SULAWESI TENGGARA — Thio Siujinata, pemilik Craftote Gallery & Coffee, tidak menyangka usahanya yang dimulai dari sebuah kedai kopi kecil di Tomang, Jakarta Barat, kini merambah benua. Pria yang akrab disapa Thio ini mengolah eceng gondok, pelepah pisang, purun, bambu, hingga rotan menjadi tas, keranjang, kursi, dan dekorasi lampu.
Semua bahan baku itu dipilih karena sifatnya yang ramah lingkungan. "Serat alam ini aman terdekomposisi tanpa merusak air, udara, atau tanah," kata Thio.
Peran BRI di Balik Tembusnya Pasar Global
Perjalanan Craftote tidak instan. Saat memulai usaha pada 2021, Thio hanya mengandalkan promosi dari mulut ke mulut dan jaringan pribadi. Akses permodalan dan pendampingan dari BRI menjadi titik balik.
Melalui program pemberdayaan, BRI memberikan modal usaha dan pelatihan manajemen ekspor. Thio mengaku tanpa dukungan itu, produknya mungkin masih terbatas di pasar lokal. "Kami dibantu dari sisi permodalan dan cara mengurus dokumen ekspor," ujarnya.
Produk Lokal, Daya Saing Global
Craftote membuktikan bahwa produk berbasis sumber daya alam Indonesia mampu bersaing dengan produk serupa dari negara lain. Kanada, Australia, Jepang, dan Inggris menjadi pasar pertama yang menerima produk anyaman eceng gondok dan rotan buatan Thio.
Setiap produk dikerjakan oleh perajin lokal di Jakarta dan sekitarnya. Thio memastikan proses produksi tetap mempertahankan nilai tradisional, namun dikemas dengan desain modern yang sesuai selera pasar internasional.

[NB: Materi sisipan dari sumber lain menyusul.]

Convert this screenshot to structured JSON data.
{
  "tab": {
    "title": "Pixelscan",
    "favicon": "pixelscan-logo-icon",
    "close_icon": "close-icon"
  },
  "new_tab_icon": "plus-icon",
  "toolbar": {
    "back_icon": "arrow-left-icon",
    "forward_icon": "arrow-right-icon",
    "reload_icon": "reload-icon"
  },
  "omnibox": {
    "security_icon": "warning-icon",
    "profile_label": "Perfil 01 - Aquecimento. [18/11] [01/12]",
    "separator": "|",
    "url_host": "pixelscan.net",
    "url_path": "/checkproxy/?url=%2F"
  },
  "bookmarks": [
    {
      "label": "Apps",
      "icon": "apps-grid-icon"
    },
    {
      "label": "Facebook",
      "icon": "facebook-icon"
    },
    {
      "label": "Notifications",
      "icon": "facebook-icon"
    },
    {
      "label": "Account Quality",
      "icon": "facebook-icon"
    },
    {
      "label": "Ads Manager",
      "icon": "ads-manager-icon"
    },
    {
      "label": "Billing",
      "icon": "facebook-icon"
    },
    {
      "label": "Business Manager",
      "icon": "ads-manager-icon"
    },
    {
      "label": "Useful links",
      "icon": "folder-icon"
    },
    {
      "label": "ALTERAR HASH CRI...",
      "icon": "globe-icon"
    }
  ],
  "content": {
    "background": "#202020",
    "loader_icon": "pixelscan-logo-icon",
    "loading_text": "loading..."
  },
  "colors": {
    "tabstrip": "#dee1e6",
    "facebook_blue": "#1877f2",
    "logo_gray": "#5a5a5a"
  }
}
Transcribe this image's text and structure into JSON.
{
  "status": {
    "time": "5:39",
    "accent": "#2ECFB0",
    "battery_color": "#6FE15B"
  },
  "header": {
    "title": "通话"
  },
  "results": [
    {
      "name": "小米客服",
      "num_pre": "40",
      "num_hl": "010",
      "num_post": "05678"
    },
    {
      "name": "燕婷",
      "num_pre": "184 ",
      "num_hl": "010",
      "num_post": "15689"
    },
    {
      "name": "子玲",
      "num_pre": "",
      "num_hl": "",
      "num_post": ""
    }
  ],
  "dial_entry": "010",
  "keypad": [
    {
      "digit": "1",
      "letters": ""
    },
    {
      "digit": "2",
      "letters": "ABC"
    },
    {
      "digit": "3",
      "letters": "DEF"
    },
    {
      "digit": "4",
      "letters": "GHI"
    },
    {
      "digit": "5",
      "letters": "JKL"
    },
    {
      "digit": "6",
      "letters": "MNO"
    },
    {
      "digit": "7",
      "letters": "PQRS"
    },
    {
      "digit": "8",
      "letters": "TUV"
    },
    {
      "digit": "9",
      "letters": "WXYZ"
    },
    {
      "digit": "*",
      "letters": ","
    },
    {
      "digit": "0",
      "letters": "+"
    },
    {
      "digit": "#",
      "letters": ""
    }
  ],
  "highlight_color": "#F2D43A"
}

Dampak untuk Perajin Lokal
Keberhasilan ekspor ini berdampak langsung pada perajin binaan Craftote. Thio mengaku kini ia bisa mempekerjakan lebih banyak tenaga kerja dari komunitas sekitar. "Kalau dulu hanya 3-4 orang, sekarang sudah lebih dari 15 perajin tetap," katanya.
Pendapatan mereka pun meningkat. Thio menargetkan volume ekspor bisa naik dua kali lipat pada tahun depan, seiring dengan meningkatnya permintaan dari pembeli di luar negeri.
BRI sendiri terus mendorong UKM serupa untuk go global. Lewat program pemberdayaan, bank pelat merah ini tidak hanya memberikan kredit, tetapi juga pelatihan ekspor dan sertifikasi produk. Craftote menjadi salah satu contoh nyata bahwa UMKM Indonesia bisa bersinar di pasar dunia tanpa meninggalkan akar budaya lokal.